- Directed by: Ray Müller
- Written by: Ray Müller
- Starring: Leni Riefenstahl Michael Degen Franziska Petri Suzanne von Borsody
- Release date: 2003;
- Running time: 59 minutes
- Language: German

= Leni Riefenstahl: Her Dream of Africa =

2003 German documentary film

Leni Riefenstahl: Her Dream of Africa (Leni Riefenstahl: Ihr Traum von Afrika) is a 2003 documentary-film by Ray Müller. The film follows Leni Riefenstahl's return to Sudan to visit the Nuba tribe whom she published photographs of in best-sellers such as The Last of the Nuba and The People of Kau. It is the second collaboration between Riefenstahl and Müller. She was the subject of his acclaimed 1993 documentary The Wonderful, Horrible Life of Leni Riefenstahl, which followed her life and reflected on her Nuba activities.

==Synopsis==
At the age of 97 Riefenstahl returns to Sudan for one final farewell to the Nuba that she lived with for 8 months and photographed and filmed extensively.
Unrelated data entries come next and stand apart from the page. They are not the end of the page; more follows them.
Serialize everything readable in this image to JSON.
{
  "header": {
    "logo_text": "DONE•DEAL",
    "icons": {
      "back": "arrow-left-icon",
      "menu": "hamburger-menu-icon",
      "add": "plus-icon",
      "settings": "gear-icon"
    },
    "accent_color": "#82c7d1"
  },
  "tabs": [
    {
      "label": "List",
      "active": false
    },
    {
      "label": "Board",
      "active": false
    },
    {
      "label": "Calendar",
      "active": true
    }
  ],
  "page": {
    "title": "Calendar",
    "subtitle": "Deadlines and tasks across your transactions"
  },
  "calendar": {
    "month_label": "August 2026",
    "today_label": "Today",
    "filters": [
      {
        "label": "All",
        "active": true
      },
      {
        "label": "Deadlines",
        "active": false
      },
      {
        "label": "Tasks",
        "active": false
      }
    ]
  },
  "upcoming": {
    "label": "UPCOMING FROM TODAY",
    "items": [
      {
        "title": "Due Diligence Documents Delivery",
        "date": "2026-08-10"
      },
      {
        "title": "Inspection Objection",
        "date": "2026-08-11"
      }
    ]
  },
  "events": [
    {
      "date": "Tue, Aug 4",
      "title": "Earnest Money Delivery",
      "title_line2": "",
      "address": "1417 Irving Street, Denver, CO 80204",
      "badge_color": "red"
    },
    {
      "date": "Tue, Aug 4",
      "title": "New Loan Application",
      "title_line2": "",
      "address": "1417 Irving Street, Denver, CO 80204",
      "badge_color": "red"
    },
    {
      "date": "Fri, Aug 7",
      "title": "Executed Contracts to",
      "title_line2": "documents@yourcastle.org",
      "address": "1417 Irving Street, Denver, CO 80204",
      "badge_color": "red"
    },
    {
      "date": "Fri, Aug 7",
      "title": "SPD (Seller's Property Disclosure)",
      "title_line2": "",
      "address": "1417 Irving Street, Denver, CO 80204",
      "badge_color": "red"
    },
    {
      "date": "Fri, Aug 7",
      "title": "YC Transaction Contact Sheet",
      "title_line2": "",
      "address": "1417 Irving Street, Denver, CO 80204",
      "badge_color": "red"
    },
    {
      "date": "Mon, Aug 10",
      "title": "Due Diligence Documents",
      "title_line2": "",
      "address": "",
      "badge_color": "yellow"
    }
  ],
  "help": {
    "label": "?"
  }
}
Müller documents her return after 23 years away and her reaction to the collapse of the culture that she once celebrated so avidly in her photographs.

==Production history==
During the production, Riefenstahl was involved in a helicopter crash that prompted international headlines. The aircraft made a forced landing at El Obeid, 350 km southwest of the Sudanese capital, Khartoum, when returning from the Nuba mountains in central Sudan. Riefenstahl sustained two broken ribs and was repatriated to Germany for medical care along with her companion, Horst Kettner who was also injured. Riefenstahl had ignored security advice that advised her not to go the mountains to photograph Nuba wrestlers.

Riefenstahl spoke to Reuters news agency a month prior to her accident; "Of course at my age it is not so easy and perhaps not completely without risk," and that "My only goal is to find my Nuba friends again, and above all try to find a way to help them."